Why is a renaissance needed?
With this progress, Mellman returned to his original thesis that the field of cancer immunotherapy is on the precipice of big change.
He asked, “With this success—including clinical and financial—why do we need a renaissance in this area?” He answered his own question stating, that “We are the victims of our own success.”
He described challenges and setbacks stemming from the early progress. He described that identifying new checkpoint targets have not been successful, TIL research is somewhat successful, but outcomes are inconsistent, solid tumors post problems for therapies like CAR T, and cancer vaccines efficacy is unconfirmed except in their use as a post-operative adjuvant.
Reflecting on the history and progress, Mellman presented his four top priorities in progressing cancer immunotherapy over the next ten years. First, focusing on the next generation of cell therapy, especially focusing on treating solid tumors. Second, he suggests moving past CARs to using neoantigen-driven targeting (including vaccines, synthetic neoAg, and TCR platforms). Third, prioritizing in vivo immune engineering to reduce costs and improve accessibility and scalability. Fourth, he stresses the need to focus on a holistic approach to cancer immunology, understanding and optimizing the TME cancer interactions, developing synthetic modulators and utilizing AI models guided by patient insights.
Current steps to the future
Mellman further explained that through his work over the last two decades, he’s learned many lessons. He pointed out that researchers and clinicians need to remember that there are many therapeutic opportunities derived from various approaches; he cautioned against forgetting that mice are not humans and vice versa, pointing out that what may work in one species may not in the other; he encouraged the use of new technologies, including integrating AI into analysis procedures; and finally he suggested that researchers build on clinical research not just laboratory work.
Focusing on his own work, Mellman described how his team integrated these lessons in studying the application of mRNA vaccines. He described a study comparing the outcomes of patients with pancreatic cancer given mRNA vaccines intravenously (IV) or with an intramuscular (IM) dose. They were surprised to find that patients receiving IV delivery responded to the vaccine, but the response was inconsistent at first glance. Through deeper investigation, they determined that non-responsive patients previously had a splenectomy in addition to the removal of their pancreatic tumor. They reasoned that the IV infusion in responsive patients impacted immune cells developing in the spleen. While this study helped explain part of the process, Mellman pointed out that the fundamental mechanisms by which vaccines can be functional as an adjuvant are still unclear and his team is currently working on addressing these questions.

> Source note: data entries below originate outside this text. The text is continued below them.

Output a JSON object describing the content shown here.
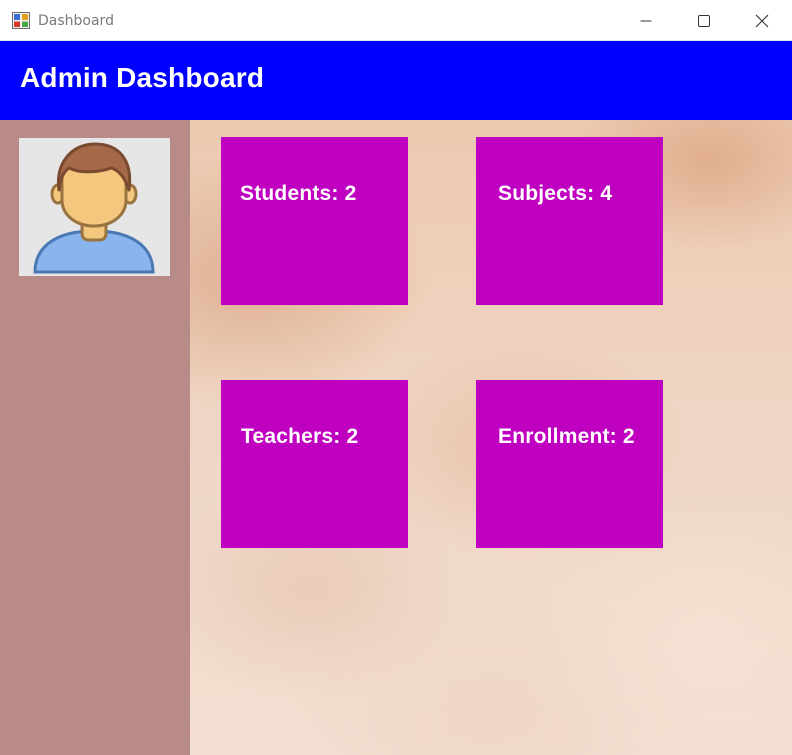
{
  "window": {
    "title": "Dashboard",
    "app_icon": "winforms-app-icon",
    "controls": {
      "minimize_icon": "minimize-icon",
      "maximize_icon": "maximize-icon",
      "close_icon": "close-icon"
    }
  },
  "header": {
    "title": "Admin Dashboard",
    "background_color": "#0000ff"
  },
  "sidebar": {
    "background_color": "#b98b88",
    "avatar_icon": "user-avatar-icon"
  },
  "tiles": [
    {
      "label": "Students:  2",
      "color": "#c000c0"
    },
    {
      "label": "Subjects: 4",
      "color": "#c000c0"
    },
    {
      "label": "Teachers:  2",
      "color": "#c000c0"
    },
    {
      "label": "Enrollment: 2",
      "color": "#c000c0"
    }
  ]
}
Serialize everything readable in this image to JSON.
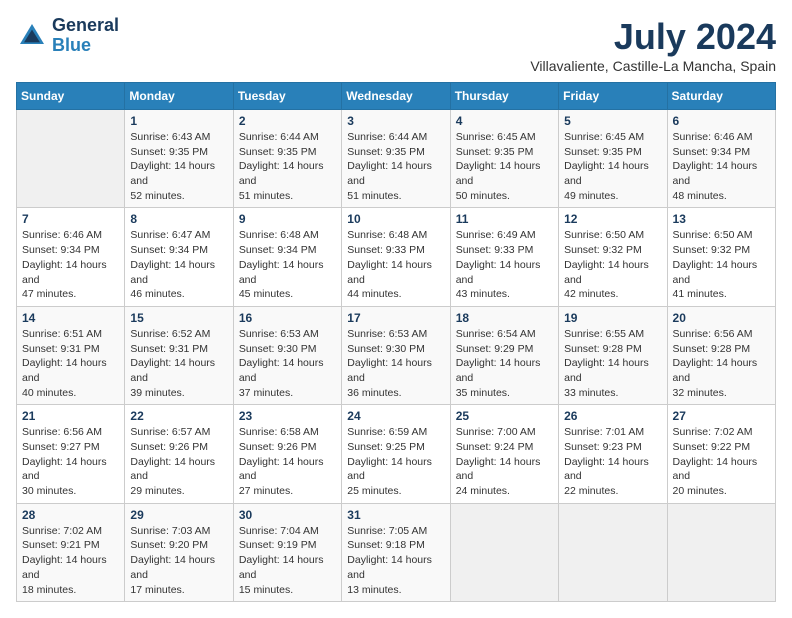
{
  "header": {
    "logo_line1": "General",
    "logo_line2": "Blue",
    "month_title": "July 2024",
    "location": "Villavaliente, Castille-La Mancha, Spain"
  },
  "weekdays": [
    "Sunday",
    "Monday",
    "Tuesday",
    "Wednesday",
    "Thursday",
    "Friday",
    "Saturday"
  ],
  "weeks": [
    [
      {
        "day": "",
        "sunrise": "",
        "sunset": "",
        "daylight": ""
      },
      {
        "day": "1",
        "sunrise": "Sunrise: 6:43 AM",
        "sunset": "Sunset: 9:35 PM",
        "daylight": "Daylight: 14 hours and 52 minutes."
      },
      {
        "day": "2",
        "sunrise": "Sunrise: 6:44 AM",
        "sunset": "Sunset: 9:35 PM",
        "daylight": "Daylight: 14 hours and 51 minutes."
      },
      {
        "day": "3",
        "sunrise": "Sunrise: 6:44 AM",
        "sunset": "Sunset: 9:35 PM",
        "daylight": "Daylight: 14 hours and 51 minutes."
      },
      {
        "day": "4",
        "sunrise": "Sunrise: 6:45 AM",
        "sunset": "Sunset: 9:35 PM",
        "daylight": "Daylight: 14 hours and 50 minutes."
      },
      {
        "day": "5",
        "sunrise": "Sunrise: 6:45 AM",
        "sunset": "Sunset: 9:35 PM",
        "daylight": "Daylight: 14 hours and 49 minutes."
      },
      {
        "day": "6",
        "sunrise": "Sunrise: 6:46 AM",
        "sunset": "Sunset: 9:34 PM",
        "daylight": "Daylight: 14 hours and 48 minutes."
      }
    ],
    [
      {
        "day": "7",
        "sunrise": "Sunrise: 6:46 AM",
        "sunset": "Sunset: 9:34 PM",
        "daylight": "Daylight: 14 hours and 47 minutes."
      },
      {
        "day": "8",
        "sunrise": "Sunrise: 6:47 AM",
        "sunset": "Sunset: 9:34 PM",
        "daylight": "Daylight: 14 hours and 46 minutes."
      },
      {
        "day": "9",
        "sunrise": "Sunrise: 6:48 AM",
        "sunset": "Sunset: 9:34 PM",
        "daylight": "Daylight: 14 hours and 45 minutes."
      },
      {
        "day": "10",
        "sunrise": "Sunrise: 6:48 AM",
        "sunset": "Sunset: 9:33 PM",
        "daylight": "Daylight: 14 hours and 44 minutes."
      },
      {
        "day": "11",
        "sunrise": "Sunrise: 6:49 AM",
        "sunset": "Sunset: 9:33 PM",
        "daylight": "Daylight: 14 hours and 43 minutes."
      },
      {
        "day": "12",
        "sunrise": "Sunrise: 6:50 AM",
        "sunset": "Sunset: 9:32 PM",
        "daylight": "Daylight: 14 hours and 42 minutes."
      },
      {
        "day": "13",
        "sunrise": "Sunrise: 6:50 AM",
        "sunset": "Sunset: 9:32 PM",
        "daylight": "Daylight: 14 hours and 41 minutes."
      }
    ],
    [
      {
        "day": "14",
        "sunrise": "Sunrise: 6:51 AM",
        "sunset": "Sunset: 9:31 PM",
        "daylight": "Daylight: 14 hours and 40 minutes."
      },
      {
        "day": "15",
        "sunrise": "Sunrise: 6:52 AM",
        "sunset": "Sunset: 9:31 PM",
        "daylight": "Daylight: 14 hours and 39 minutes."
      },
      {
        "day": "16",
        "sunrise": "Sunrise: 6:53 AM",
        "sunset": "Sunset: 9:30 PM",
        "daylight": "Daylight: 14 hours and 37 minutes."
      },
      {
        "day": "17",
        "sunrise": "Sunrise: 6:53 AM",
        "sunset": "Sunset: 9:30 PM",
        "daylight": "Daylight: 14 hours and 36 minutes."
      },
      {
        "day": "18",
        "sunrise": "Sunrise: 6:54 AM",
        "sunset": "Sunset: 9:29 PM",
        "daylight": "Daylight: 14 hours and 35 minutes."
      },
      {
        "day": "19",
        "sunrise": "Sunrise: 6:55 AM",
        "sunset": "Sunset: 9:28 PM",
        "daylight": "Daylight: 14 hours and 33 minutes."
      },
      {
        "day": "20",
        "sunrise": "Sunrise: 6:56 AM",
        "sunset": "Sunset: 9:28 PM",
        "daylight": "Daylight: 14 hours and 32 minutes."
      }
    ],
    [
      {
        "day": "21",
        "sunrise": "Sunrise: 6:56 AM",
        "sunset": "Sunset: 9:27 PM",
        "daylight": "Daylight: 14 hours and 30 minutes."
      },
      {
        "day": "22",
        "sunrise": "Sunrise: 6:57 AM",
        "sunset": "Sunset: 9:26 PM",
        "daylight": "Daylight: 14 hours and 29 minutes."
      },
      {
        "day": "23",
        "sunrise": "Sunrise: 6:58 AM",
        "sunset": "Sunset: 9:26 PM",
        "daylight": "Daylight: 14 hours and 27 minutes."
      },
      {
        "day": "24",
        "sunrise": "Sunrise: 6:59 AM",
        "sunset": "Sunset: 9:25 PM",
        "daylight": "Daylight: 14 hours and 25 minutes."
      },
      {
        "day": "25",
        "sunrise": "Sunrise: 7:00 AM",
        "sunset": "Sunset: 9:24 PM",
        "daylight": "Daylight: 14 hours and 24 minutes."
      },
      {
        "day": "26",
        "sunrise": "Sunrise: 7:01 AM",
        "sunset": "Sunset: 9:23 PM",
        "daylight": "Daylight: 14 hours and 22 minutes."
      },
      {
        "day": "27",
        "sunrise": "Sunrise: 7:02 AM",
        "sunset": "Sunset: 9:22 PM",
        "daylight": "Daylight: 14 hours and 20 minutes."
      }
    ],
    [
      {
        "day": "28",
        "sunrise": "Sunrise: 7:02 AM",
        "sunset": "Sunset: 9:21 PM",
        "daylight": "Daylight: 14 hours and 18 minutes."
      },
      {
        "day": "29",
        "sunrise": "Sunrise: 7:03 AM",
        "sunset": "Sunset: 9:20 PM",
        "daylight": "Daylight: 14 hours and 17 minutes."
      },
      {
        "day": "30",
        "sunrise": "Sunrise: 7:04 AM",
        "sunset": "Sunset: 9:19 PM",
        "daylight": "Daylight: 14 hours and 15 minutes."
      },
      {
        "day": "31",
        "sunrise": "Sunrise: 7:05 AM",
        "sunset": "Sunset: 9:18 PM",
        "daylight": "Daylight: 14 hours and 13 minutes."
      },
      {
        "day": "",
        "sunrise": "",
        "sunset": "",
        "daylight": ""
      },
      {
        "day": "",
        "sunrise": "",
        "sunset": "",
        "daylight": ""
      },
      {
        "day": "",
        "sunrise": "",
        "sunset": "",
        "daylight": ""
      }
    ]
  ]
}
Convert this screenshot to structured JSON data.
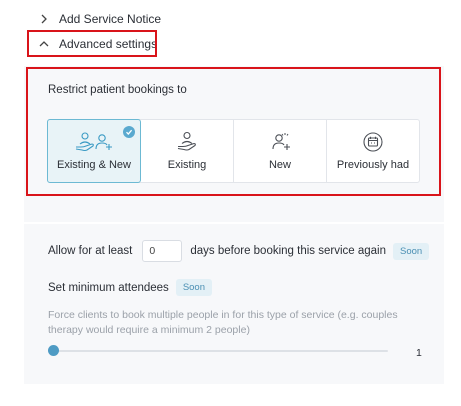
{
  "sections": {
    "notice_label": "Add Service Notice",
    "advanced_label": "Advanced settings"
  },
  "restrict": {
    "label": "Restrict patient bookings to",
    "options": [
      {
        "label": "Existing & New",
        "icon": "existing-and-new-icon",
        "selected": true
      },
      {
        "label": "Existing",
        "icon": "existing-patient-icon",
        "selected": false
      },
      {
        "label": "New",
        "icon": "new-patient-icon",
        "selected": false
      },
      {
        "label": "Previously had",
        "icon": "calendar-history-icon",
        "selected": false
      }
    ]
  },
  "allow": {
    "prefix": "Allow for at least",
    "value": "0",
    "suffix": "days before booking this service again",
    "badge": "Soon"
  },
  "minimum": {
    "label": "Set minimum attendees",
    "badge": "Soon",
    "help": "Force clients to book multiple people in for this type of service (e.g. couples therapy would require a minimum 2 people)",
    "slider_value": "1",
    "slider_min": 1,
    "slider_max": 10
  },
  "colors": {
    "highlight": "#d9141a",
    "accent": "#5aa9cf",
    "selected_bg": "#e8f3f7",
    "badge_bg": "#e3f0f6"
  }
}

“There is a wealth of new understanding that we can generate if we move to the clinic quickly but do so in a way that really still concentrates on the underlying basic science,” he concluded. He stressed the importance of following approaches with an established proof of concept and suggested that engineering will enable research and scaling up to positively impact many patients.
Tending to the blossoming research and application of cancer therapy will allow for patients to have the opportunity to have better therapies in the future. Though he said this early in his discussion, it seems appropriate to end with Mellman’s assertion that, “This is a remarkable field.”